Here’s an example row:

Anchor The river flows from the mountains to the sea
Positive Water travels from mountain peaks to ocean
Negative The river flows from the sea to the mountains

These triplets are designed to cover various failure cases, including directional, temporal, and causal shifts in meaning due to word order changes.

We can now evaluate the models on three different evaluation sets:

  1. The set of 180 synthetic sentences (from earlier in this post), randomly shuffled.
  2. Five manually checked examples (from the directional/causal/etc table above).
  3. 94 curated triplets from our triplet dataset we just generated.

Here’s the difference for shuffled sentences before and after fine-tuning:

Sentence Length (tokens) Mean Cosine Similarity (jina) Mean Cosine Similarity (jina-ft) Mean Cosine Similarity (bge) Mean Cosine Similarity (bge-ft)
3 0.970 0.927 0.929 0.899
5 0.958 0.910 0.940 0.916
10 0.953 0.890 0.934 0.910
15 0.930 0.830 0.912 0.875
20 0.916 0.815 0.901 0.879
30 0.927 0.819 0.877 0.852

The result seems clear: despite the fine-tuning process only taking five minutes, we see dramatic improvement in performance on the dataset of randomly-shuffled sentences:

Graph showing similarity distribution by sentence length for various models, with a scientific and data-driven feel.
Figure 9: Similarity Distribution by Sentence Length for Shuffled Sentences with jina-embeddings-v3 and bge-base-en-1.5 (finetuned).

We also see gains on directional, temporal, causal and comparative cases. The model shows a substantial performance improvement reflected by a drop of averaged cosine similarity. The biggest performance gain is on the negation case, due to our fine-tuning dataset containing 10,000 negation training examples.

Category Example - Left Example - Right Mean Cosine Similarity (jina) Mean Cosine Similarity (jina-ft) Mean Cosine Similarity (bge) Mean Cosine Similarity (bge-ft)
Directional She flew from Paris to Tokyo.
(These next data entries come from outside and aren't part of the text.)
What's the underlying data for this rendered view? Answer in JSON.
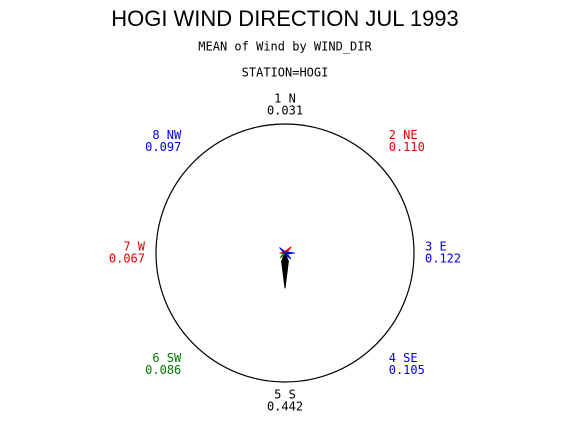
{
  "chart_data": {
    "type": "star",
    "title": "HOGI WIND DIRECTION JUL 1993",
    "subtitle": "MEAN of Wind by WIND_DIR",
    "group_label": "STATION=HOGI",
    "categories": [
      "1 N",
      "2 NE",
      "3 E",
      "4 SE",
      "5 S",
      "6 SW",
      "7 W",
      "8 NW"
    ],
    "values": [
      0.031,
      0.11,
      0.122,
      0.105,
      0.442,
      0.086,
      0.067,
      0.097
    ],
    "value_labels": [
      "0.031",
      "0.110",
      "0.122",
      "0.105",
      "0.442",
      "0.086",
      "0.067",
      "0.097"
    ],
    "colors": [
      "#000000",
      "#e00000",
      "#0000e0",
      "#0000e0",
      "#000000",
      "#007a00",
      "#e00000",
      "#0000e0"
    ]
  }
}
She drove from Tokyo to Paris 0.9439 0.8650 0.9319 0.8674
Temporal She ate dinner before watching the movie She watched the movie before eating dinner 0.9833 0.9263 0.9683 0.9331
Causal The rising temperature melted the snow The melting snow cooled the temperature 0.8998 0.7937 0.8874 0.8371
Comparative Coffee tastes better than tea Tea tastes better than coffee 0.9457 0.8759 0.9723 0.9030
Negation He is standing by the table He is standing far from the table 0.9116 0.4478 0.8329 0.4329

Conclusion

In this post, we dive into the challenges text embedding models face, especially their struggle to handle word order effectively. To break it down, we’ve identified five main failure types: Directional, Temporal, Causal, Comparative, and Negation. These are the kinds of queries where word order really matters, and if your use case involves any of these, it’s worth knowing the limitations of these models.

We also ran a quick experiment, expanding a negation-focused dataset to cover all five failure categories. The results were promising: fine-tuning with carefully chosen "hard negatives" made the model better at recognizing which items belong together and which don’t. That said, there’s more work to do. Future steps include digging deeper into how the size and quality of the dataset affect performance.